Тело Егорки нес Хачариди – самый сильный в разведгруппе.
Похоронили юного кубанца через два часа, на первом привале, углубив щель между камнями в нескольких метрах от партизанской тропы…
…Да, точно, это было именно тогда. И когда мы, уцелевшие, вернулись в отряд, Зарему Сулеймановну уже похоронили. Ненадолго пережил её и отец Кевсер: не выдержал голодной, холодной и с ежедневной готовностью к бою зимы.
Ты же помнишь, как мы хотели отправить его и Лобова на Большую землю с партией тяжелораненых, когда должен был прилететь самолет и привезти оружие, но Лобов умер, а он сказал, что не выдержит двухдневного пути по горам сквозь метель, в ожидании боестолкновения. Так и умер…
Не знаю, почему ты всегда предпочитал слушать, а не говорить. Так только, шуточки отпускал… Даже и объяснял неохотно. Времени-то у нас в дальних дозорах хватало, а ты слушал всех; ладно старики, а нас-то, пацанов – что там за нами было?

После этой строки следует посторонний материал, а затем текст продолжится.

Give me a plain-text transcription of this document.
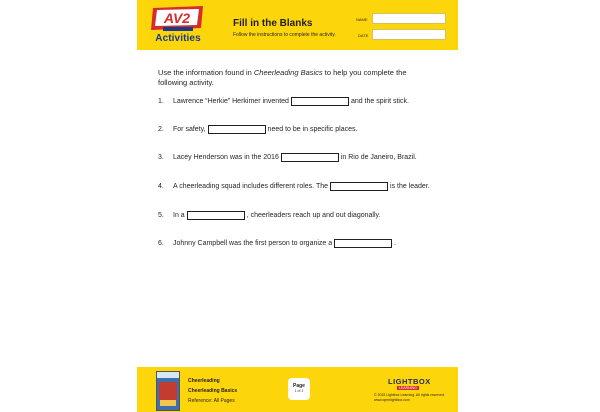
AV2
Activities
Fill in the Blanks
Follow the instructions to complete the activity.
NAME
DATE
Use the information found in Cheerleading Basics to help you complete the following activity.
1. Lawrence “Herkie” Herkimer invented	and the spirit stick.
2. For safety,	need to be in specific places.
3. Lacey Henderson was in the 2016	in Rio de Janeiro, Brazil.
4. A cheerleading squad includes different roles. The	is the leader.
5. In a	, cheerleaders reach up and out diagonally.
6. Johnny Campbell was the first person to organize a	.
Cheerleading
Cheerleading Basics
Reference: All Pages
Page
1 of 1
LIGHTBOX
LEARNING
© 2022 Lightbox Learning. All rights reserved.
www.openlightbox.com
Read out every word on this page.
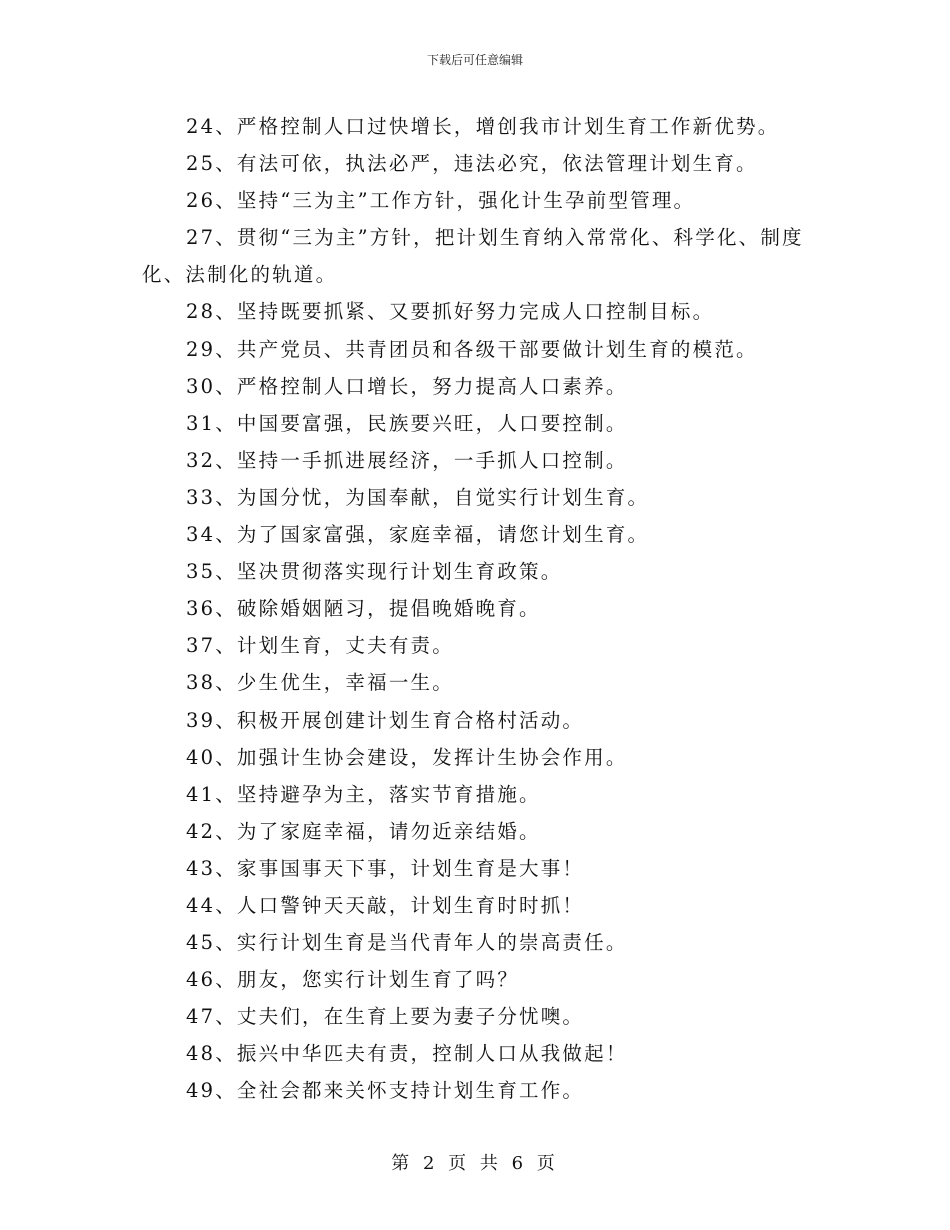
下载后可任意编辑

24、严格控制人口过快增长，增创我市计划生育工作新优势。

25、有法可依，执法必严，违法必究，依法管理计划生育。

26、坚持“三为主”工作方针，强化计生孕前型管理。

27、贯彻“三为主”方针，把计划生育纳入常常化、科学化、制度化、法制化的轨道。

28、坚持既要抓紧、又要抓好努力完成人口控制目标。

29、共产党员、共青团员和各级干部要做计划生育的模范。

30、严格控制人口增长，努力提高人口素养。

31、中国要富强，民族要兴旺，人口要控制。

32、坚持一手抓进展经济，一手抓人口控制。

33、为国分忧，为国奉献，自觉实行计划生育。

34、为了国家富强，家庭幸福，请您计划生育。

35、坚决贯彻落实现行计划生育政策。

36、破除婚姻陋习，提倡晚婚晚育。

37、计划生育，丈夫有责。

38、少生优生，幸福一生。

39、积极开展创建计划生育合格村活动。

40、加强计生协会建设，发挥计生协会作用。

41、坚持避孕为主，落实节育措施。

42、为了家庭幸福，请勿近亲结婚。

43、家事国事天下事，计划生育是大事！

44、人口警钟天天敲，计划生育时时抓！

45、实行计划生育是当代青年人的崇高责任。

46、朋友，您实行计划生育了吗？

47、丈夫们，在生育上要为妻子分忧噢。

48、振兴中华匹夫有责，控制人口从我做起！

49、全社会都来关怀支持计划生育工作。

第 2 页 共 6 页
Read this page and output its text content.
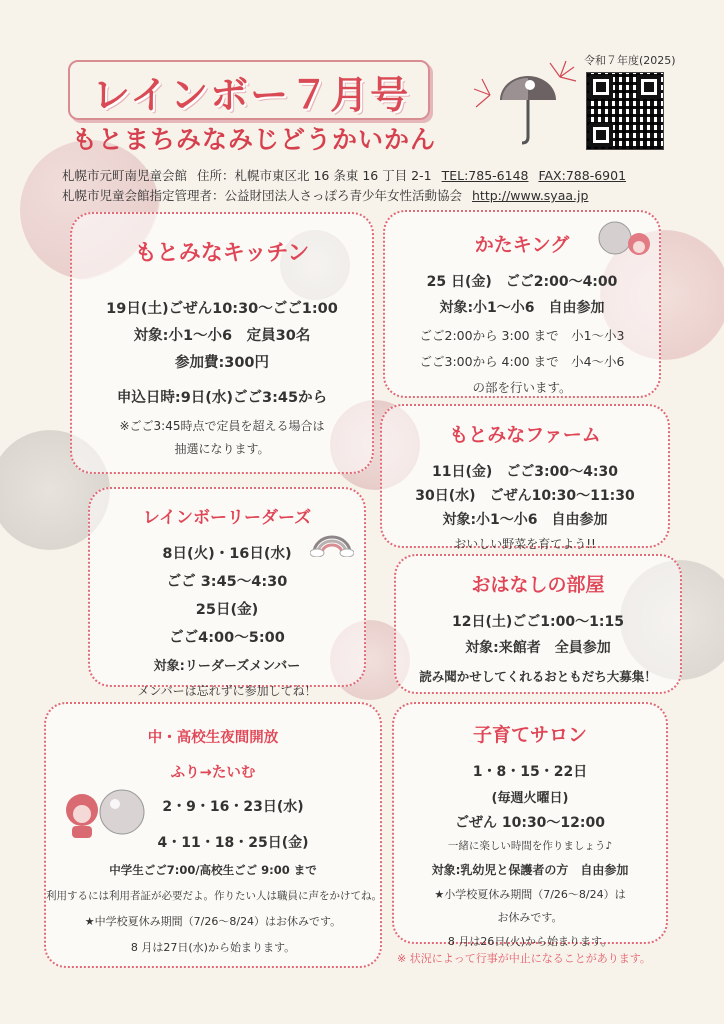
レインボー７月号
もとまちみなみじどうかいかん
令和７年度(2025)
札幌市元町南児童会館 住所：札幌市東区北 16 条東 16 丁目 2-1 TEL:785-6148 FAX:788-6901
札幌市児童会館指定管理者：公益財団法人さっぽろ青少年女性活動協会 http://www.syaa.jp
もとみなキッチン
19日(土)ごぜん10:30～ごご1:00
対象:小1～小6　定員30名
参加費:300円
申込日時:9日(水)ごご3:45から
※ごご3:45時点で定員を超える場合は
抽選になります。
レインボーリーダーズ
8日(火)・16日(水)
ごご 3:45～4:30
25日(金)
ごご4:00～5:00
対象:リーダーズメンバー
メンバーは忘れずに参加してね！
中・高校生夜間開放
ふり→たいむ
2・9・16・23日(水)
4・11・18・25日(金)
中学生ごご7:00/高校生ごご 9:00 まで
利用するには利用者証が必要だよ。作りたい人は職員に声をかけてね。
★中学校夏休み期間（7/26～8/24）はお休みです。
8 月は27日(水)から始まります。
かたキング
25 日(金)　ごご2:00～4:00
対象:小1～小6　自由参加
ごご2:00から 3:00 まで　小1～小3
ごご3:00から 4:00 まで　小4～小6
の部を行います。
もとみなファーム
11日(金)　ごご3:00～4:30
30日(水)　ごぜん10:30～11:30
対象:小1～小6　自由参加
おいしい野菜を育てよう!!
おはなしの部屋
12日(土)ごご1:00～1:15
対象:来館者　全員参加
読み聞かせしてくれるおともだち大募集！
子育てサロン
1・8・15・22日
(毎週火曜日)
ごぜん 10:30～12:00
一緒に楽しい時間を作りましょう♪
対象:乳幼児と保護者の方　自由参加
★小学校夏休み期間（7/26～8/24）は
お休みです。
8 月は26日(火)から始まります。
※ 状況によって行事が中止になることがあります。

Как тёплый короткий сон.
…Только и вспоминал пару раз, что после финской тебя особисты мытарили, да всё же отпустили, дослуживал срочную совсем близко от моря Чёрного и назывался почему-то «маскировщик». Вроде были в каждой приграничной дивизии такие «сапёрно-маскировочные», а я так понял – диверсионные части. Да не успел дембельнуться, опять началась война, и ты оказался в Крыму…
Тогда же у тебя «шкода» и появилась, магазины которой мы после каждого боя набиваем трофейными патронами…
Схватка в горах
– Вот, что, приморцы… – лейтенант Косьмин выбил из надорванной пачки «Казбека» папиросу, приплюснул мундштук пальцами. – К обороне насмерть, после Одессы, вам, конечно, не привыкать… – лейтенант похлопал себя по нагрудным карманам полевого кителя и, не найдя спичек, взял их из рук рядового Василия Малышева. – Но тут погибать смертью героев я вам не приказываю. Не тот случай. Приказано организованно отступить – «в спокойствии чинном»…

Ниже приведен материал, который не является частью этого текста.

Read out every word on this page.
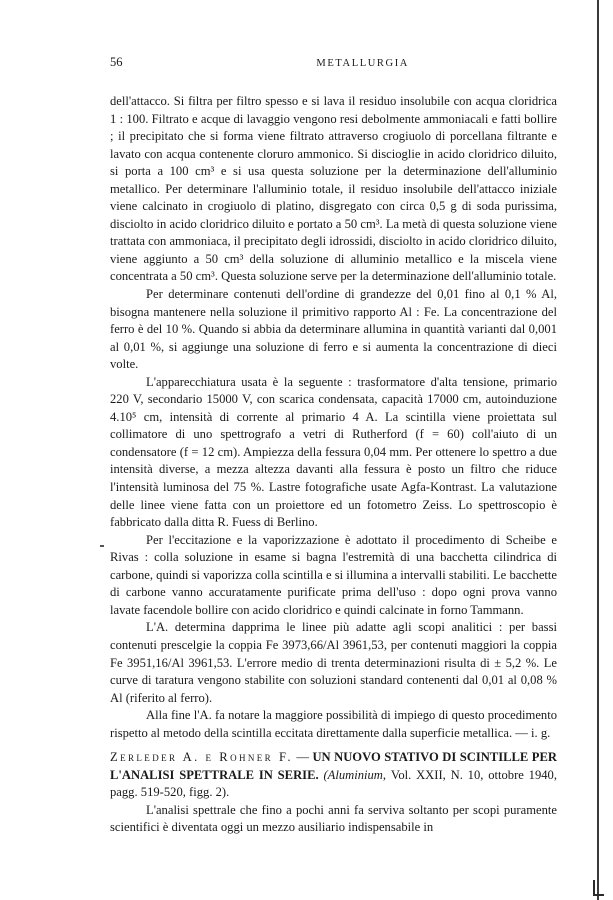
56	METALLURGIA

dell'attacco. Si filtra per filtro spesso e si lava il residuo insolubile con acqua cloridrica 1 : 100. Filtrato e acque di lavaggio vengono resi debolmente ammoniacali e fatti bollire ; il precipitato che si forma viene filtrato attraverso crogiuolo di porcellana filtrante e lavato con acqua contenente cloruro ammonico. Si discioglie in acido cloridrico diluito, si porta a 100 cm³ e si usa questa soluzione per la determinazione dell'alluminio metallico. Per determinare l'alluminio totale, il residuo insolubile dell'attacco iniziale viene calcinato in crogiuolo di platino, disgregato con circa 0,5 g di soda purissima, disciolto in acido cloridrico diluito e portato a 50 cm³. La metà di questa soluzione viene trattata con ammoniaca, il precipitato degli idrossidi, disciolto in acido cloridrico diluito, viene aggiunto a 50 cm³ della soluzione di alluminio metallico e la miscela viene concentrata a 50 cm³. Questa soluzione serve per la determinazione dell'alluminio totale.

Per determinare contenuti dell'ordine di grandezze del 0,01 fino al 0,1 % Al, bisogna mantenere nella soluzione il primitivo rapporto Al : Fe. La concentrazione del ferro è del 10 %. Quando si abbia da determinare allumina in quantità varianti dal 0,001 al 0,01 %, si aggiunge una soluzione di ferro e si aumenta la concentrazione di dieci volte.

L'apparecchiatura usata è la seguente : trasformatore d'alta tensione, primario 220 V, secondario 15000 V, con scarica condensata, capacità 17000 cm, autoinduzione 4.10⁵ cm, intensità di corrente al primario 4 A. La scintilla viene proiettata sul collimatore di uno spettrografo a vetri di Rutherford (f = 60) coll'aiuto di un condensatore (f = 12 cm). Ampiezza della fessura 0,04 mm. Per ottenere lo spettro a due intensità diverse, a mezza altezza davanti alla fessura è posto un filtro che riduce l'intensità luminosa del 75 %. Lastre fotografiche usate Agfa-Kontrast. La valutazione delle linee viene fatta con un proiettore ed un fotometro Zeiss. Lo spettroscopio è fabbricato dalla ditta R. Fuess di Berlino.

Per l'eccitazione e la vaporizzazione è adottato il procedimento di Scheibe e Rivas : colla soluzione in esame si bagna l'estremità di una bacchetta cilindrica di carbone, quindi si vaporizza colla scintilla e si illumina a intervalli stabiliti. Le bacchette di carbone vanno accuratamente purificate prima dell'uso : dopo ogni prova vanno lavate facendole bollire con acido cloridrico e quindi calcinate in forno Tammann.

L'A. determina dapprima le linee più adatte agli scopi analitici : per bassi contenuti prescelgie la coppia Fe 3973,66/Al 3961,53, per contenuti maggiori la coppia Fe 3951,16/Al 3961,53. L'errore medio di trenta determinazioni risulta di ± 5,2 %. Le curve di taratura vengono stabilite con soluzioni standard contenenti dal 0,01 al 0,08 % Al (riferito al ferro).

Alla fine l'A. fa notare la maggiore possibilità di impiego di questo procedimento rispetto al metodo della scintilla eccitata direttamente dalla superficie metallica. — i. g.

Zerleder A. e Rohner F. — UN NUOVO STATIVO DI SCINTILLE PER L'ANALISI SPETTRALE IN SERIE. (Aluminium, Vol. XXII, N. 10, ottobre 1940, pagg. 519-520, figg. 2).

L'analisi spettrale che fino a pochi anni fa serviva soltanto per scopi puramente scientifici è diventata oggi un mezzo ausiliario indispensabile in
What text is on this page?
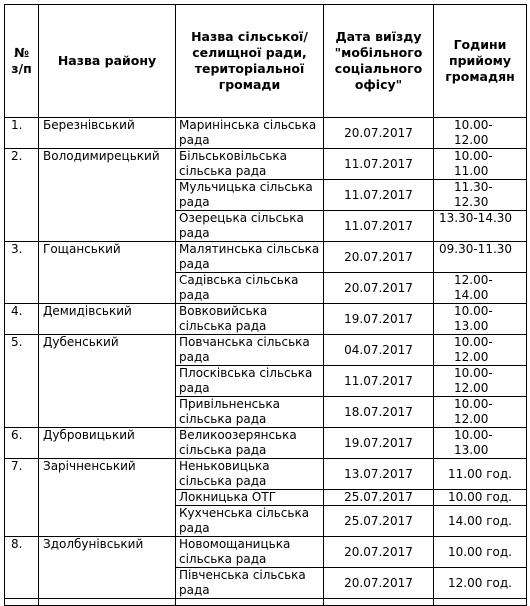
№ з/п	Назва району	Назва сільської/ селищної ради, територіальної громади	Дата виїзду "мобільного соціального офісу"	Години прийому громадян
1.	Березнівський	Маринінська сільська рада	20.07.2017	10.00-12.00
2.	Володимирецький	Більськовільська сільська рада	11.07.2017	10.00-11.00
		Мульчицька сільська рада	11.07.2017	11.30-12.30
		Озерецька сільська рада	11.07.2017	13.30-14.30
3.	Гощанський	Малятинська сільська рада	20.07.2017	09.30-11.30
		Садівська сільська рада	20.07.2017	12.00-14.00
4.	Демидівський	Вовковийська сільська рада	19.07.2017	10.00-13.00
5.	Дубенський	Повчанська сільська рада	04.07.2017	10.00-12.00
		Плосківська сільська рада	11.07.2017	10.00-12.00
		Привільненська сільська рада	18.07.2017	10.00-12.00
6.	Дубровицький	Великоозерянська сільська рада	19.07.2017	10.00-13.00
7.	Зарічненський	Неньковицька сільська рада	13.07.2017	11.00 год.
		Локницька ОТГ	25.07.2017	10.00 год.
		Кухченська сільська рада	25.07.2017	14.00 год.
8.	Здолбунівський	Новомощаницька сільська рада	20.07.2017	10.00 год.
		Півченська сільська рада	20.07.2017	12.00 год.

Солдаты невольно переглянулись. Карцев, старший расчёта, скривился в безрадостной гримасе. Второй номер, молдаванин Фрол Фромос, опершись о ствол ПТР, установленного прикладом в дорожную пыль, опустил голову, разглядывая трещины на сбитых носках своих ботинок, как некую тайнопись. Малышев выразительно сплюнул. Только поволжский татарин Алимов, с видимой беспечностью, пожал плечами и, с кадрильной лихостью, упёр руки в боки:
– А нам, татарам, наплевать, товарищ лейтенант. Наступать – бежать, отступать – бежать…
– Ну-ну… – покачал головой Косьмин и, закуривая, пробормотал: – Ты, Султан, когда-нибудь ляпнешь-таки не то, что надо, не там, где нужно… И на фольклоре потом не отъедешь…
– А это что за холера такая?.. Фол… – вопросительно обернувшись на товарищей, переспросил Алимов.
– Сказки это, по-немецки… – похлопал его по выгоревшему плечу гимнастерки кадровый старшина Карцев.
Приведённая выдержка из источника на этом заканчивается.